Companies abandon deal after U.S. gov't blocked tie-up

FanDuel, DraftKings give up merger

FanDuel and DraftKings believed the merger could help them weather their shared, mounting financial woes, while tackling a perilous regulatory environment that at times resulted in stiff fines.

United States 
| 14/07/2017

Daily Fantasy Sports operators decide to drop their tie-up announced last November, rather than fight the authorities' decision. FanDuel CEO, Nigel Eccles, assured the companies believed -until the end - that the merger would have helped the industry to grow.
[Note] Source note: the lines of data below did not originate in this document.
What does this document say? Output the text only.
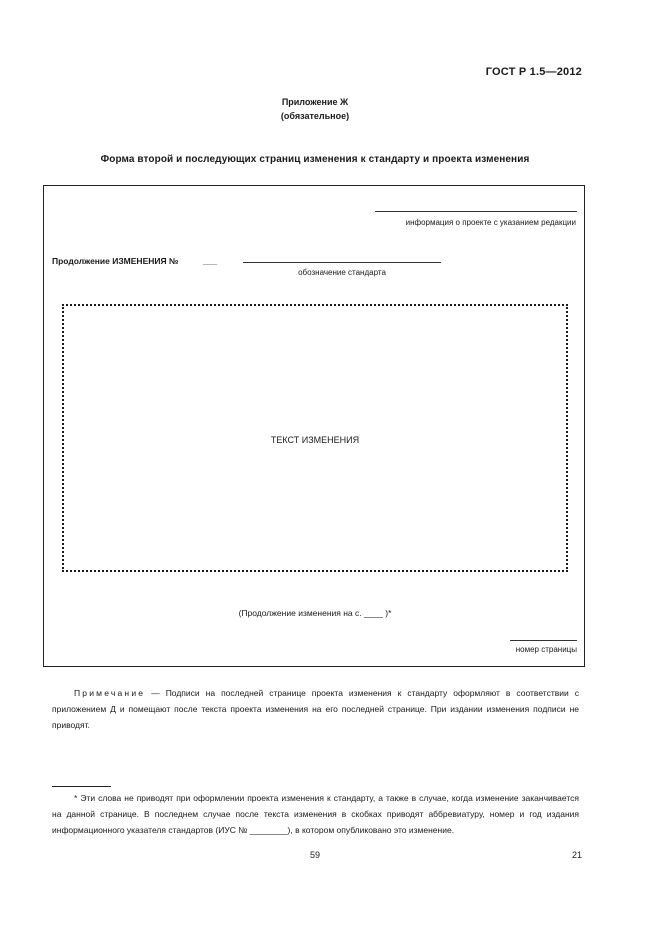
ГОСТ Р 1.5—2012
Приложение Ж
(обязательное)
Форма второй и последующих страниц изменения к стандарту и проекта изменения
информация о проекте с указанием редакции
Продолжение ИЗМЕНЕНИЯ №	___
обозначение стандарта
ТЕКСТ ИЗМЕНЕНИЯ
(Продолжение изменения на с. ____ )*
номер страницы
Примечание — Подписи на последней странице проекта изменения к стандарту оформляют в соответствии с приложением Д и помещают после текста проекта изменения на его последней странице. При издании изменения подписи не приводят.
* Эти слова не приводят при оформлении проекта изменения к стандарту, а также в случае, когда изменение заканчивается на данной странице. В последнем случае после текста изменения в скобках приводят аббревиатуру, номер и год издания информационного указателя стандартов (ИУС № ________), в котором опубликовано это изменение.
59	21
In a statement, FanDuel CEO Nigel Eccles said: “in the best interest of our shareholders, customers, employees, and partners to terminate the merger agreement and move forward as an independent company.”

DraftKings, meanwhile, confirmed its decision to drop the deal, while touting its future prospects. “We have a growing customer base of nearly 8 million, our revenue is growing over 30 percent year-over-year, and we are only just beginning to take our product overseas to the billions of international sports fans we have yet to even reach,” said its chief executive, Jason Robbins, in a statement.

U.S. Federal Trade Commission decided to block the deal and said it was concerned over how the deal could impact competition in the US DFS sector, forecasting that the combined company would control over 90% of the domestic market. However, both companies claimed they serve a much broader marketplace, not just daily fantasy sports but weekly and yearly contests, including more casual leagues offered by sites like ESPN and Yahoo.